Figure 2 : Ratio VE/FTCD 2024E, grandes cap. vs petites cap.
Certains se demandent si l’écart de valorisation entre les sociétés d’exploration et de production canadiennes et américaines se resserrera avec le temps en raison de l’escompte structurel qui remonte à avant la pandémie. À notre avis, cet argument se défend certainement compte tenu de l’entrée en service imminente de l’agrandissement du pipeline TransMountain. Cela augmentera considérablement les exportations de pétrole canadien, un problème depuis de nombreuses années attribuable à nos propres politiques canadiennes.
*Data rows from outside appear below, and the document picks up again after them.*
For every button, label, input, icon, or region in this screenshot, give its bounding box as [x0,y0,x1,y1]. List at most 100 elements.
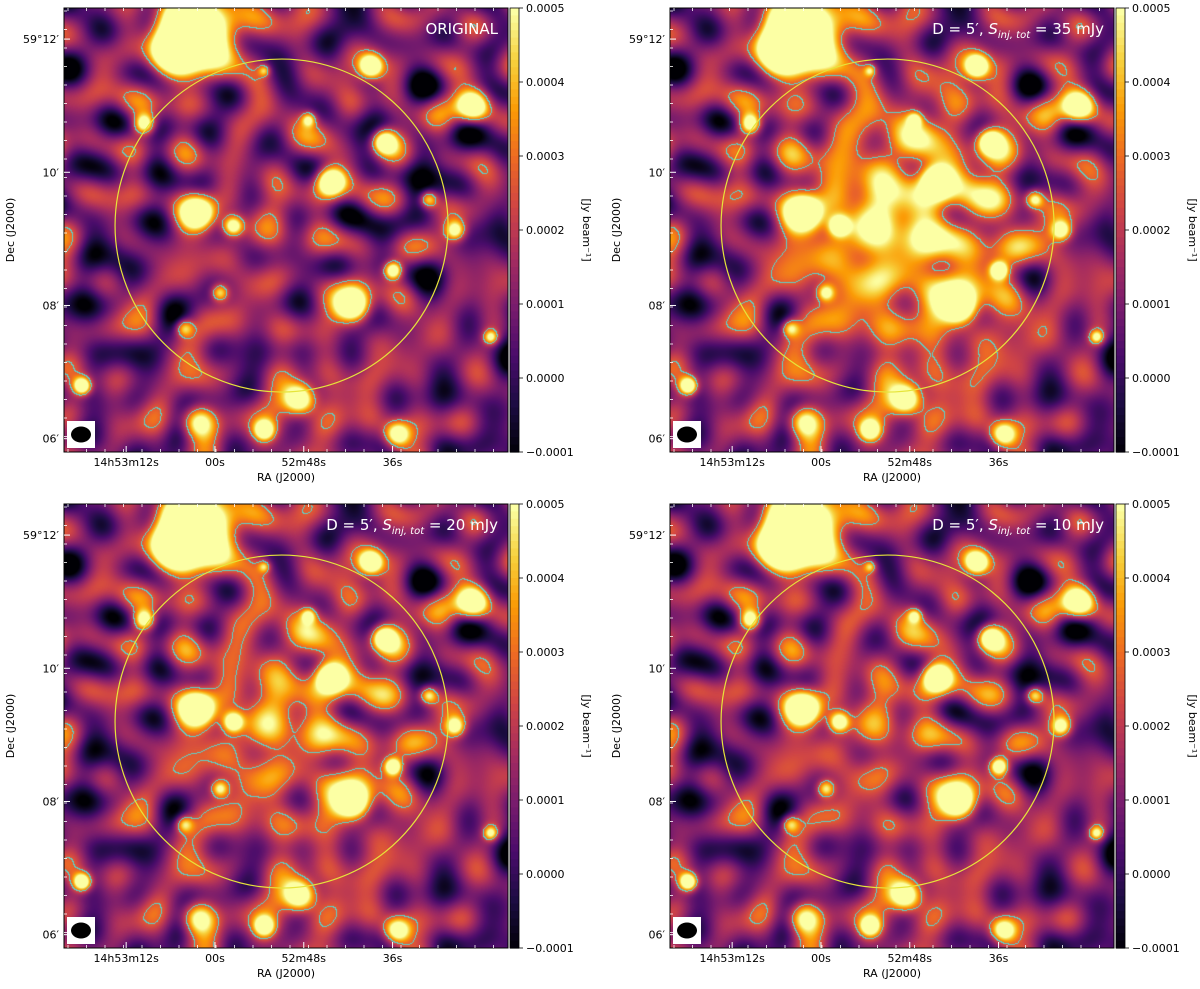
panel-label: ORIGINAL [425,20,498,38]
colorbar-segment [510,274,519,283]
colorbar-segment [510,851,519,860]
colorbar-segment [510,119,519,127]
colorbar-segment [510,748,519,757]
colorbar-segment [1116,918,1125,927]
colorbar-segment [510,400,519,409]
colorbar-segment [510,637,519,646]
colorbar-tick-label: 0.0003 [526,150,565,163]
colorbar-segment [510,244,519,253]
panel-20mjy: D = 5′, Sinj, tot = 20 mJy 14h53m12s 00s 5… [0,496,600,989]
colorbar-segment [510,230,519,238]
colorbar-segment [1116,703,1125,712]
colorbar-segment [510,415,519,423]
colorbar-segment [510,555,519,564]
colorbar-segment [510,82,519,90]
colorbar-segment [1116,615,1125,623]
colorbar-segment [1116,696,1125,705]
colorbar-segment [1116,711,1125,720]
colorbar-segment [510,326,519,335]
x-axis-label: RA (J2000) [257,967,315,980]
colorbar-segment [1116,318,1125,327]
colorbar-segment [1116,289,1125,298]
colorbar-label: [Jy beam⁻¹] [1186,694,1199,757]
colorbar-segment [1116,940,1125,949]
colorbar-segment [510,888,519,897]
plot-area [63,7,509,453]
x-tick-label: 36s [989,456,1009,469]
colorbar-segment [1116,578,1125,586]
colorbar-segment [1116,378,1125,386]
colorbar-segment [510,933,519,942]
colorbar-segment [1116,67,1125,76]
y-tick-label: 08′ [649,299,666,312]
colorbar-segment [1116,141,1125,150]
colorbar-segment [1116,652,1125,660]
colorbar-tick-label: 0.0005 [526,498,565,511]
colorbar-segment [1116,925,1125,934]
colorbar-segment [510,911,519,919]
colorbar-segment [510,518,519,527]
colorbar-segment [1116,148,1125,157]
radio-map-image [670,8,1114,452]
panel-original: ORIGINAL 14h53m12s 00s 52m48s 36s 59°12′ 10′ 0… [0,0,600,493]
colorbar-segment [510,200,519,209]
colorbar-segment [1116,541,1125,549]
y-axis-label: Dec (J2000) [4,198,17,263]
colorbar-segment [1116,230,1125,238]
colorbar-segment [510,96,519,105]
colorbar-segment [510,585,519,594]
colorbar-segment [510,52,519,61]
colorbar-segment [510,104,519,113]
colorbar-segment [1116,777,1125,786]
colorbar-tick-label: 0.0004 [526,572,565,585]
colorbar-segment [1116,156,1125,164]
colorbar-segment [1116,740,1125,749]
x-tick-label: 00s [811,952,831,965]
plot-area [669,7,1115,453]
colorbar-segment [1116,844,1125,853]
aperture-circle [720,58,1055,393]
colorbar-segment [510,644,519,653]
colorbar-tick-label: 0.0002 [1132,224,1171,237]
y-tick-label: 08′ [649,795,666,808]
colorbar-tick-label: 0.0002 [1132,720,1171,733]
x-tick-label: 52m48s [282,952,327,965]
colorbar-segment [510,74,519,83]
colorbar-segment [1116,666,1125,675]
colorbar-segment [1116,15,1125,24]
colorbar-segment [510,659,519,668]
colorbar-segment [1116,518,1125,527]
colorbar-tick-label: 0.0005 [1132,2,1171,15]
plot-area [63,503,509,949]
colorbar-tick-label: 0.0002 [526,720,565,733]
colorbar-segment [510,718,519,727]
colorbar-segment [510,378,519,386]
y-tick-label: 06′ [649,929,666,942]
colorbar-segment [510,792,519,801]
aperture-circle [114,58,449,393]
colorbar-segment [510,822,519,831]
colorbar-segment [1116,392,1125,401]
colorbar-segment [1116,348,1125,357]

Ces exportations accrues amélioreront les prix du WCS à l’échelle mondiale et la volatilité plus faible par rapport au prix du WTI signifie que les investisseurs vont accepter de payer plus cher. Les réserves de pétrole canadiennes prouvées et probables ne s’épuiseront pas avant des décennies. Les dépenses en immobilisations pour soutenir un projet de sables bitumineux sont beaucoup plus faibles que pour le gaz de schiste aux États-Unis, pour lequel il faut continuellement trouver de nouveaux gisements et forer des puits qui s’épuisent rapidement. Malgré tout, nous ne pensons pas que les titres des sociétés d’exploration et de production canadiennes devraient se négocier à parité avec ceux de leurs contreparties américaines. Même si l’agrandissement du pipeline TransMountain est certainement une bonne nouvelle, nous sommes conscients que le pipeline sera probablement plein en 2027 et que les barils excédentaires devront de nouveau être expédiés par train. Il y aura bien quelques projets d’optimisation et de resserrement qui amélioreront progressivement la capacité, mais seul le temps nous dira si les exportations canadiennes augmenteront massivement dans les prochaines années. Le projet d’agrandissement du pipeline TransMountain, qui avait été soumis pour la première fois aux organismes de réglementation en 2013, était attendu depuis longtemps, et les derniers dépassements de coûts estimés s’élèvent à plus de 30 G $ ou 800 $ par habitant.
Conclusion
Le point à retenir pour les investisseurs qui s’intéressent au secteur canadien de l’énergie est qu’il faut investir pour les bonnes raisons comme : 1) la forte augmentation de la production, 2) la réduction de la volatilité en raison des prix réalisés plus élevés du WCS, 3) des valorisations attrayantes (sans braderie) pour des rendements stables, 4) les occasions exceptionnelles dans le segment des petites et moyennes sociétés. À notre avis, miser sur la direction du pétrole ne figure pas parmi les bonnes raisons d’investir dans les titres énergétiques canadiens. Nous préférons miser sur une approche durable où nous choisissons les producteurs qui peuvent générer des rendements substantiels sur un cycle complet à des niveaux de valorisation raisonnables.